The Defense Logistic Agency’s 2017 prohibition on soy ingredients as a meat extender sent a shock wave through not only the soy foods community, but also the entire food industry. If ingredients that provide functionality and cost-effectiveness like soy protein are banned based on junk science, what will be next? ASA will continue to work with other stakeholders like the Soyfoods Association of North America (SANA), the Grocery Manufacturers Association (GMA), and our industry partners like ADM, CHS, and many others to press DLA to institute transparent rule making and to rely on the government agencies responsible for nutrition (USDA and FDA) in its decision making. This push will come largely through lobbying Congress to provide oversight and to force these changes.

ASA opposes efforts by the Department of Defense (DoD) to restrict soy in military dining. ASA strives to educate the DoD about the many reasons food companies incorporate healthful, functional, and cost-effective soy protein in meat products.

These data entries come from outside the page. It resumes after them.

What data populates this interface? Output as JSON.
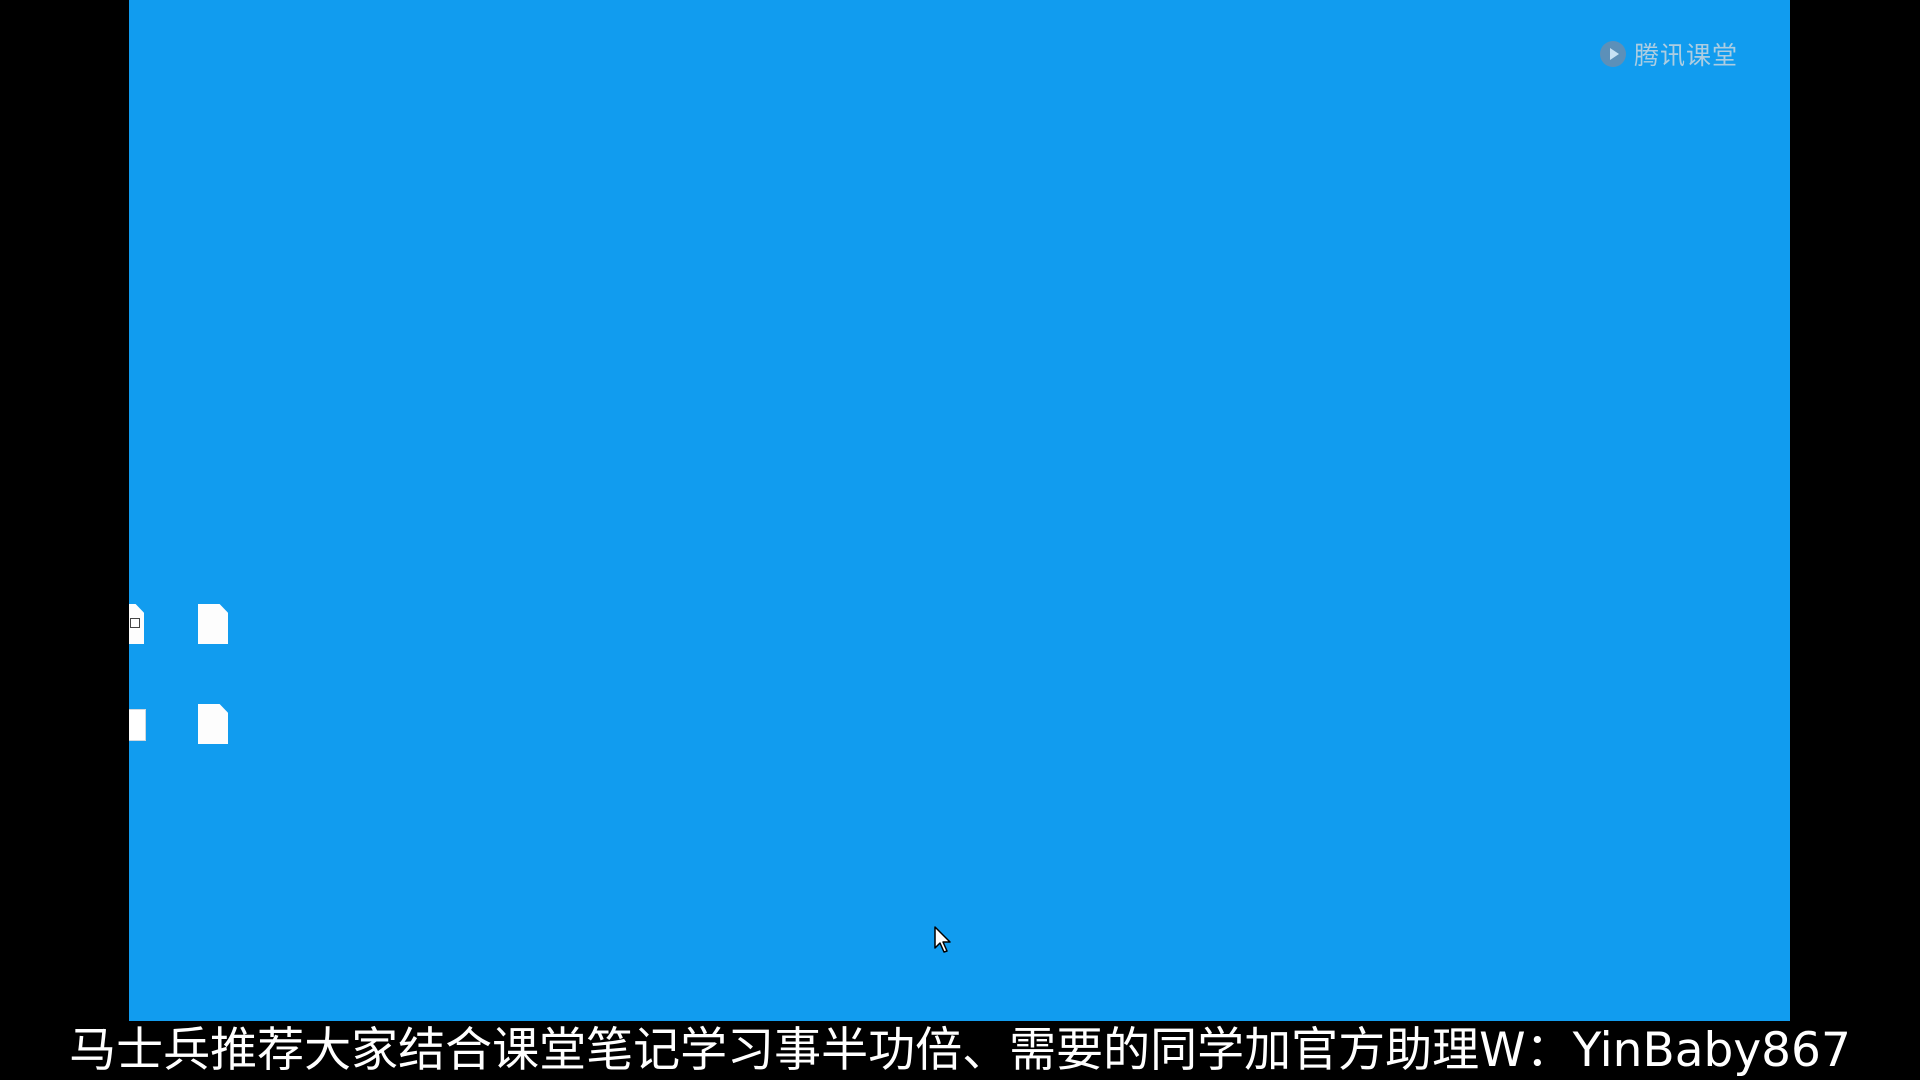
{
  "watermark": {
    "text": "腾讯课堂",
    "icon": "tencent-classroom-play-icon"
  },
  "desktop": {
    "background_color": "#119cef",
    "icons": [
      {
        "name": "desktop-icon-image-file",
        "icon": "image-file-icon",
        "label": ""
      },
      {
        "name": "desktop-icon-doc-file-1",
        "icon": "document-file-icon",
        "label": ""
      },
      {
        "name": "desktop-icon-window-app",
        "icon": "window-app-icon",
        "label": ""
      },
      {
        "name": "desktop-icon-doc-file-2",
        "icon": "document-file-icon",
        "label": ""
      }
    ]
  },
  "cursor": {
    "icon": "mouse-pointer-icon"
  },
  "subtitle": {
    "text": "马士兵推荐大家结合课堂笔记学习事半功倍、需要的同学加官方助理W：YinBaby867"
  }
}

It is imperative that DoD actively engage with other Federal agencies, such as the Department of Agriculture and the Food and Drug Administration, in developing nutrition policy.


Additional Information allows consumers to research and verify the safety, prevalence and benefits of genetically modified food ingredients by visiting online information posted by credible and independent sources, including governmental food safety agencies, medical and health organizations, news organizations, food safety experts and non-governmental organizations.

ASA strongly supports the soy protein health claim for heart health, approved by the FDA in 1999. It states that, “25 grams of soy protein per day may reduce the risk of heart disease.” Numerous scientific studies published before and since the health claim was approved show that soy protein lowers LDL-cholesterol and that the totality of the evidence supports continued approval of an unqualified claim. FDA’s proposal to revoke the soy heart health claim is inconsistent with 12 other countries that have authorized health claims on soy protein and heart disease.